Labor Day has traditionally signaled the homestretch for presidential campaigns, but there is nothing traditional about this election.
These are not typical nominees. Hillary Clinton is the first woman and the first former first lady nominated by a major party. Donald J. Trump is a complete outsider, who defeated a dozen governors and senators. They have the worst favorability ratings for presidential candidates in polling history. Most people say Mrs. Clinton is untrustworthy, and two thirds of Americans say Mr. Trump is “not qualified” and lacks the temperament to be president. Conventional wisdom has often been wrong, but it is probably true that the only candidates they could defeat are each other.
Some of the religious dimensions in this demoralizing campaign have been unexpected as well. A recent Pew poll reports that Mrs. Clinton leads Mr. Trump 56 percent to 39 percent among Catholics, who vote for the winner more than other religious groups. Not surprisingly, Hispanic Catholics oppose a candidate who began his campaign by calling Mexican immigrants “rapists and murders,” by 77 percent to 16 percent. In a major change, white Catholics who attend church weekly oppose Trump by 57 percent to 38 percent, a shift of 19 points from their support for Mitt Romney in 2012. Among white Catholics, most Clinton supporters say they are mainly voting to oppose Mr. Trump.

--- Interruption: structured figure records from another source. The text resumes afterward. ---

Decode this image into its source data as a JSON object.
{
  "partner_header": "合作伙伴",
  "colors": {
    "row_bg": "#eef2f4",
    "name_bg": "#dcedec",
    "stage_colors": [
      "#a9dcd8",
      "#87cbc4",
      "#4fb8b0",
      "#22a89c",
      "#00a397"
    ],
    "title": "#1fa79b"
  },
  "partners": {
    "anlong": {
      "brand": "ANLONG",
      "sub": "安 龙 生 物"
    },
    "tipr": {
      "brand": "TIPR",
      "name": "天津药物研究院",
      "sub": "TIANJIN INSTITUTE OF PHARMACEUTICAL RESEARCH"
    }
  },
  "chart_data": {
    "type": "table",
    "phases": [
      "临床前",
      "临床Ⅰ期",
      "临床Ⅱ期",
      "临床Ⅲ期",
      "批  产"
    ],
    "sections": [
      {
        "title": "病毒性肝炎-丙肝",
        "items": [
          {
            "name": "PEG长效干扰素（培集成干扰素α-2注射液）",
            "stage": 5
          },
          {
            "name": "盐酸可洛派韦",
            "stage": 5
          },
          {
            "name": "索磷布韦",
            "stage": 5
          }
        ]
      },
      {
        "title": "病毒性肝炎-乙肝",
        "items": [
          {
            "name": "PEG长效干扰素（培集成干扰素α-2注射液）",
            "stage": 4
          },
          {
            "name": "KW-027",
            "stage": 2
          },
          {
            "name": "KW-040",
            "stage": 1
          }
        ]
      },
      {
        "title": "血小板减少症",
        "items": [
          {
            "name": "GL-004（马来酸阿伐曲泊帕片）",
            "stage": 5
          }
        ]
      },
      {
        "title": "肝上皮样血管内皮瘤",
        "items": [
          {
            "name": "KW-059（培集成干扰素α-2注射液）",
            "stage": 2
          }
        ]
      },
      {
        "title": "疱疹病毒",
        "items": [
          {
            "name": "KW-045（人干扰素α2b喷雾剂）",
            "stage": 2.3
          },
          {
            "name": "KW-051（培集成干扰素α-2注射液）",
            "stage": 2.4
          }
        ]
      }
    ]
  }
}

On the other hand, Pew reports that white evangelical voters (but not all evangelical leaders) are more enthusiastic about Mr. Trump than they were about Mr. Romney. He leads 78 percent to 17 percent despite his difficulty expressing his faith, his past support of abortion and his three marriages.
The Republican Party has been the home of the religious right, but Mr. Trump is the most secular nominee in memory. The strong anti-abortion, traditional marriage and religious freedom positions in the party’s platform were missing in his acceptance speech, at the Republican national convention and at his rallies. The Democratic Party position on abortion is increasingly extreme, with the platform now calling for taxpayer funding for elective abortions. The cultural and secular left are dominant Democratic powers, but when the Rev. William Barber and some families of those killed in gun violence raised their voices, the Democratic convention had moments of powerful preaching, prayer and faith-filled witness. It has been an odd summer for religion and politics.

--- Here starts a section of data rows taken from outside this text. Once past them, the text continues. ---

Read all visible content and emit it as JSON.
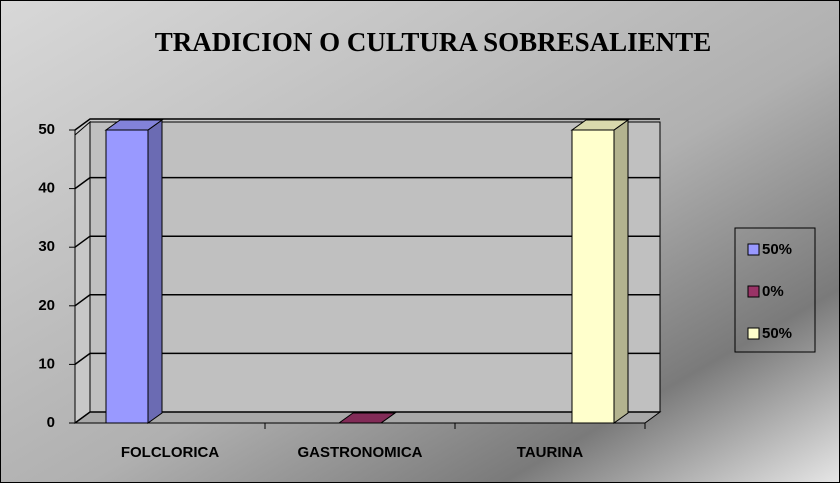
{
  "chart_data": {
    "type": "bar3d",
    "title": "TRADICION O CULTURA SOBRESALIENTE",
    "categories": [
      "FOLCLORICA",
      "GASTRONOMICA",
      "TAURINA"
    ],
    "series": [
      {
        "name": "50%",
        "color": "#9999ff",
        "values": [
          50,
          null,
          null
        ]
      },
      {
        "name": "0%",
        "color": "#993366",
        "values": [
          null,
          0,
          null
        ]
      },
      {
        "name": "50%",
        "color": "#ffffcc",
        "values": [
          null,
          null,
          50
        ]
      }
    ],
    "ylim": [
      0,
      50
    ],
    "yticks": [
      0,
      10,
      20,
      30,
      40,
      50
    ],
    "grid": true,
    "legend": "right"
  }
}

Both vice-presidential nominees come from Catholic families, but have differing relationships to the church and its teachings. Mike Pence says he is “a Christian, a conservative and a Republican in that order.” What he is not anymore is a Catholic. As an evangelical, he consistently opposes abortion but publicly resisted Catholic efforts to welcome Syrian refugees in Indiana. Tim Kaine worships at his mostly African-American Catholic parish and says he learned “the values of faith, family and work” in his service with Jesuits in Honduras. Mr. Kaine says his faith shapes his work on economic and social justice. He also says he is “personally opposed” to abortion, but has a 100-percent rating from the abortion lobby. These two leaders express the complexity and contradictions of Catholic witness in public life.

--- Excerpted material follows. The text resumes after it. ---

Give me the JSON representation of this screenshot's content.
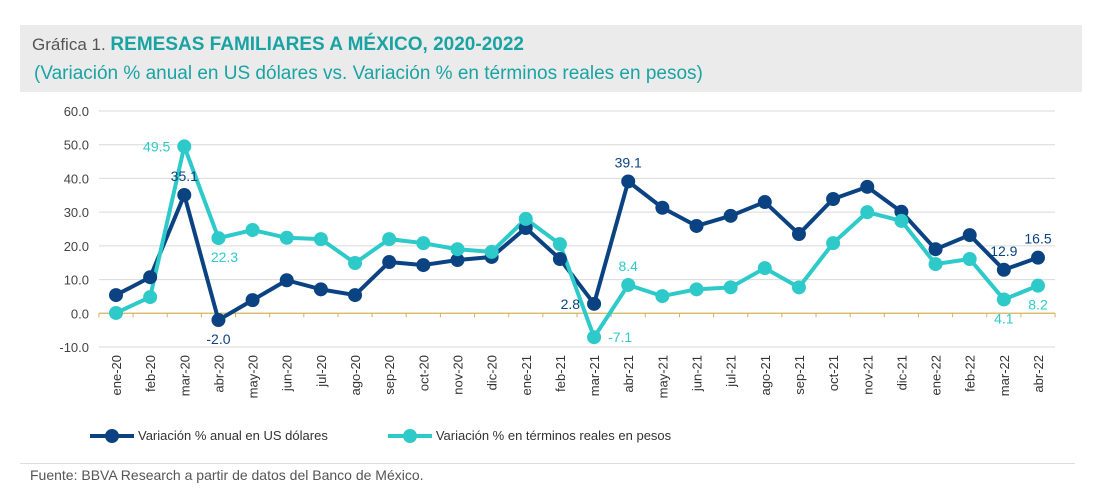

I learned at an early age that Catholics express their faith in differing ways and parties...and that is true this year as well. I am a product of a mixed marriage. Both my late parents were Minnesota Catholics, but my mother and her family were active Republicans. My dad and his family were diehard Democrats. My mom started a pro-life pregnancy center and would be a Paul Ryan Republican. My dad was a populist who would have “felt the Bern.” Neither would have adopted the unfortunate “I’m with Her” Clinton slogan. But this year my mother would have been appalled by Mr. Trump’s attacks on a Gold Star mother, refugees, John McCain and a reporter with disabilities. She would be unconvinced of his recent pro-life conversion. My dad would have opposed the extreme abortion policies in his party’s platform and Mrs. Clinton’s ties to Wall Street and her vote for the Iraq war. But I believe both of them—for very different reasons—would have been among the majority of church-going Catholics in the Pew survey who reject Donald Trump. They also would have reminded us to pray for our country at this time of testing on who we are, what we believe and what we will become as a nation.